Hier sind neun Anzeichen.

Zeichen Nr. 9:

Du hast den Kontakt zu deinen eigenen Gefühlen verloren.

Das bedeutet, wenn ich dich frage wies dir heute geht und wie du dich fühlst, dann würdest du mir keine richtige Antwort geben können. Du weißt nicht, wie du beschreiben sollst wie sich Unruhe oder Aufregung anfühlt. Und wenn du etwas fühlst, hast du keine Ahnung wie du es erleben, genießen oder regulieren kannst. Deine Gefühle können sich anfühlen als wären sie außer Kontrolle, weil du nie die Chance hattest sie richtig kennenzulernen und zu lernen wie du damit umgehst. Du hast einfach langsam die Verbindung zu ihnen verloren.

Wenn ich dich frage, wie es dir heute geht und wie du dich fühlst, könntest du mir keine klare Antwort geben. Du weißt nicht, wie du Gefühle wie Unruhe oder Aufregung beschreiben sollst. Selbst wenn du etwas fühlst, hast du keine Ahnung, wie du es erleben, genießen oder regulieren kannst. Deine Gefühle scheinen außer Kontrolle zu sein, weil du nie die Chance hattest, sie richtig kennenzulernen und zu lernen, wie du damit umgehen kannst. Die Verbindung zu ihnen hast du allmählich verloren.

Der Grund, warum dies das erste Anzeichen ist, über das ich sprechen möchte, liegt darin, dass es den Kern der emotionalen Vernachlässigung trifft. Wenn Eltern unsere Gefühle nicht unterstützen, liegt das oft daran, dass sie selbst nicht angemessen mit ihren eigenen Gefühlen umgehen können. Sie sind gehemmt und können unsere natürlichen Reaktionen auf bestimmte Ereignisse nicht nachvollziehen und dementsprechend nicht unterstützen. Die Gefühle werden unterdrückt oder ignoriert. Diese Erklärung dient nicht der Entschuldigung ihres Verhaltens, sondern soll dir helfen, besser zu verstehen, warum dies möglicherweise geschehen ist.

Zeichen Nr. 8:

Du bist extrem abwehrend. 

Viele Menschen reagieren empfindlich auf scheinbar einfache Fragen wie „Was machst du gerade?“, weil sie sich dadurch in die Ecke gedrängt fühlen, als würden sie etwas Falsches tun und müssten sich nun rechtfertigen. Diese Frage kann bei manchen Personen Wut und Abwehrhaltung hervorrufen, selbst wenn sie wissen, dass der Fragende wahrscheinlich nur aus Neugier handelt und keine bösen Absichten hat. Für Personen, die in ihrer Kindheit emotional vernachlässigt wurden, kann eine solche “banale Frage” jedoch wie ein Angriff voller Vorwürfe wirken.

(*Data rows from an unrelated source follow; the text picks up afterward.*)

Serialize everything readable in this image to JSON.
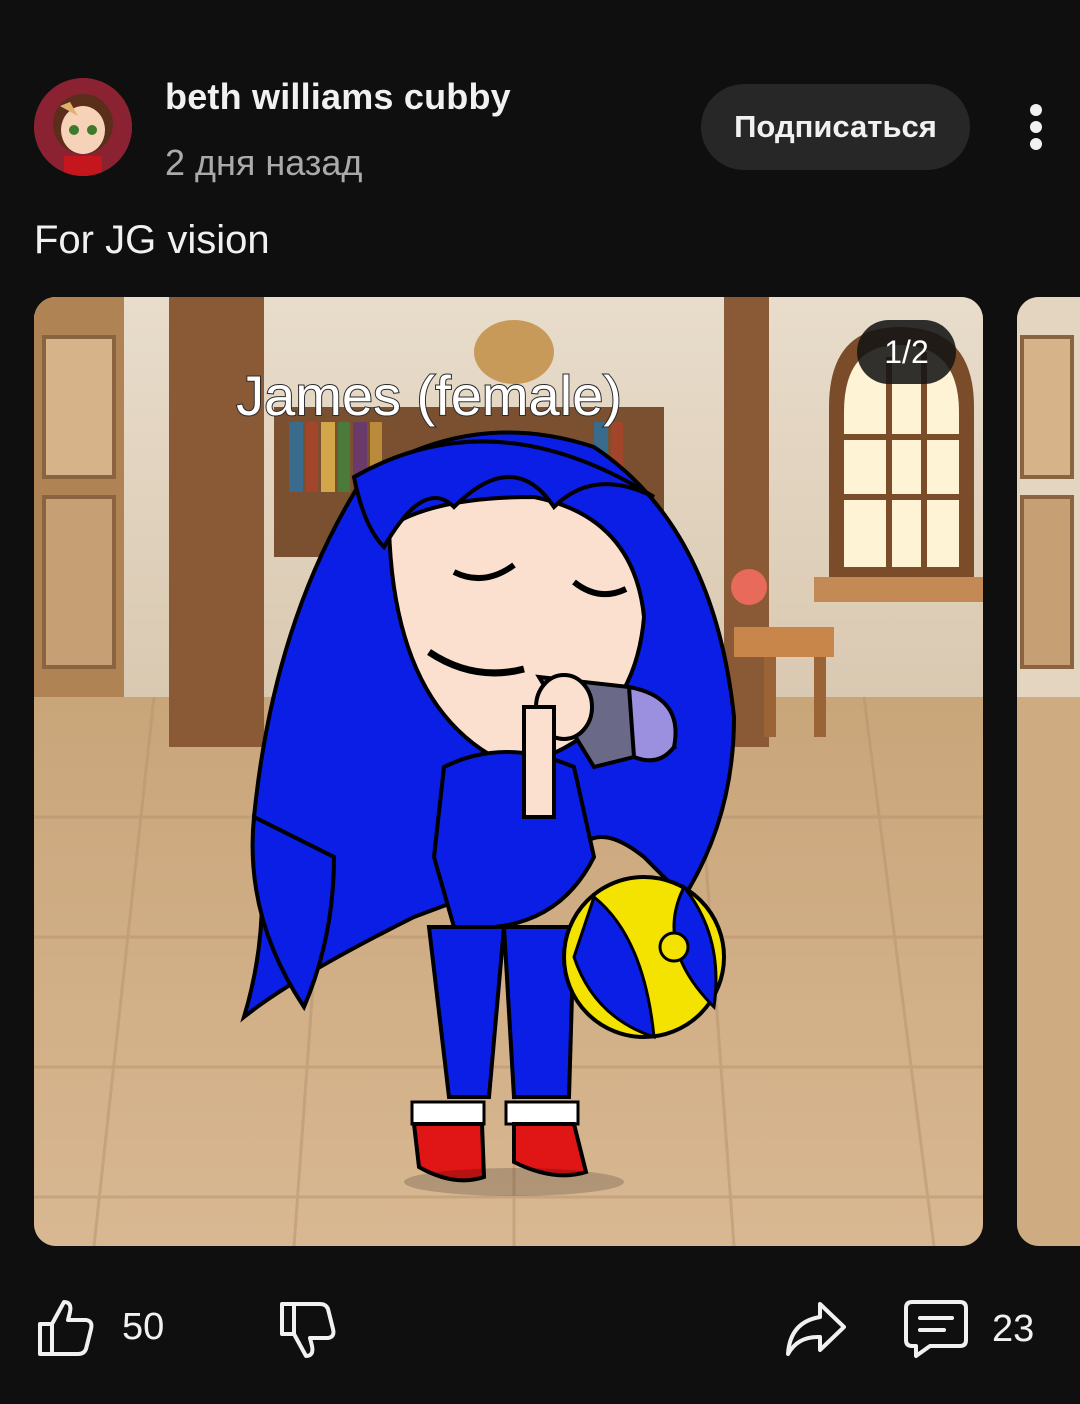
{
  "post": {
    "channel_name": "beth williams cubby",
    "time_ago": "2 дня назад",
    "subscribe_label": "Подписаться",
    "text": "For JG vision",
    "image_counter": "1/2",
    "image_caption": "James (female)",
    "likes": "50",
    "comments": "23"
  },
  "icons": {
    "more": "more-vert-icon",
    "like": "thumb-up-icon",
    "dislike": "thumb-down-icon",
    "share": "share-icon",
    "comments": "comment-icon"
  },
  "colors": {
    "background": "#0f0f0f",
    "subscribe_bg": "#272727",
    "secondary_text": "#aaaaaa",
    "hair_blue": "#0a1ee6"
  }
}
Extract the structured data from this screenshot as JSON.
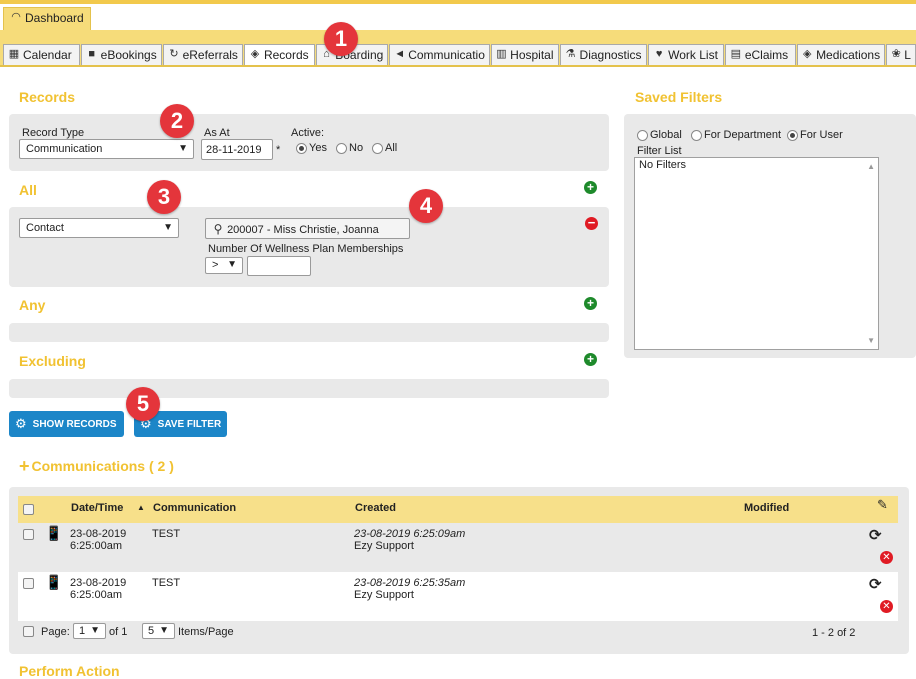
{
  "top": {
    "dashboard_tab": "Dashboard"
  },
  "tabs": [
    {
      "label": "Calendar",
      "icon": "calendar-icon"
    },
    {
      "label": "eBookings",
      "icon": "book-icon"
    },
    {
      "label": "eReferrals",
      "icon": "refresh-icon"
    },
    {
      "label": "Records",
      "icon": "tag-icon",
      "active": true
    },
    {
      "label": "Boarding",
      "icon": "house-icon"
    },
    {
      "label": "Communicatio",
      "icon": "megaphone-icon"
    },
    {
      "label": "Hospital",
      "icon": "building-icon"
    },
    {
      "label": "Diagnostics",
      "icon": "flask-icon"
    },
    {
      "label": "Work List",
      "icon": "heart-icon"
    },
    {
      "label": "eClaims",
      "icon": "claim-icon"
    },
    {
      "label": "Medications",
      "icon": "tag-icon"
    },
    {
      "label": "L",
      "icon": "paw-icon"
    }
  ],
  "badges": [
    "1",
    "2",
    "3",
    "4",
    "5"
  ],
  "records": {
    "title": "Records",
    "record_type_label": "Record Type",
    "record_type_value": "Communication",
    "as_at_label": "As At",
    "as_at_value": "28-11-2019",
    "as_at_required": "*",
    "active_label": "Active:",
    "active_options": [
      "Yes",
      "No",
      "All"
    ],
    "active_selected": "Yes"
  },
  "all": {
    "title": "All",
    "field_select": "Contact",
    "contact_value": "200007 - Miss Christie, Joanna",
    "wellness_label": "Number Of Wellness Plan Memberships",
    "operator_value": ">",
    "number_value": ""
  },
  "any": {
    "title": "Any"
  },
  "excluding": {
    "title": "Excluding"
  },
  "buttons": {
    "show_records": "SHOW RECORDS",
    "save_filter": "SAVE FILTER"
  },
  "saved_filters": {
    "title": "Saved Filters",
    "scope_options": [
      "Global",
      "For Department",
      "For User"
    ],
    "scope_selected": "For User",
    "list_label": "Filter List",
    "list_items": [
      "No Filters"
    ]
  },
  "communications": {
    "title": "Communications ( 2 )",
    "columns": [
      "Date/Time",
      "Communication",
      "Created",
      "Modified"
    ],
    "rows": [
      {
        "date": "23-08-2019",
        "time": "6:25:00am",
        "communication": "TEST",
        "created_at": "23-08-2019 6:25:09am",
        "created_by": "Ezy Support",
        "modified": ""
      },
      {
        "date": "23-08-2019",
        "time": "6:25:00am",
        "communication": "TEST",
        "created_at": "23-08-2019 6:25:35am",
        "created_by": "Ezy Support",
        "modified": ""
      }
    ],
    "pager": {
      "page_label": "Page:",
      "page_value": "1",
      "of_label": "of 1",
      "per_page_value": "5",
      "items_label": "Items/Page",
      "range": "1 - 2 of 2"
    }
  },
  "perform_action": {
    "title": "Perform Action"
  },
  "colors": {
    "accent_yellow": "#f1c232",
    "tab_band": "#f6dc7a",
    "panel_grey": "#e9e9e9",
    "button_blue": "#1c86c8",
    "badge_red": "#e4353b"
  }
}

Wenn das Ausdrücken deiner Gefühle ständig unterdrückt wurde – sei es durch Aussagen wie „Hör auf zu weinen“ oder „Stell dich nicht so an“ – oder du einfach ignoriert wurdest, bis du dich „beruhigt hast“, dann kann die Nachfrage eines anderen Menschen nach deinem Befinden oder deinen Aktivitäten wie ein Angriff erscheinen. Es fühlt sich an, als würde man genauso behandelt, wie von den Eltern damals, und als stünde man kurz vor Schwierigkeiten. Es ist fast so, als wäre die bloße Tatsache, dass wir existieren und Gefühle haben, bereits zu viel.

Dies ist ein weiteres zentrales Problem emotionaler Vernachlässigung: Wenn wir keine Unterstützung für unsere Gefühle erhalten, kann jedes Gefühl, das wir erleben, als „zu viel“ empfunden werden. Das zeigt sich auch oft in der Therapie: Viele Menschen fürchten sich davor, sich zu öffnen und über ihre inneren Vorgänge zu sprechen, weil sie befürchten, in den freigesetzten Gefühlen zu ertrinken – als ob all die Emotionen, die sie jahrelang unterdrückt und heruntergedrückt haben, plötzlich hervorbrechen und sie überwältigen würden. Dies ist verständlich, wenn man nie die Erlaubnis hatte, seine Gefühle wirklich auszudrücken. Die Vorstellung, jetzt alles hervorzubringen, kann überwältigend erscheinen.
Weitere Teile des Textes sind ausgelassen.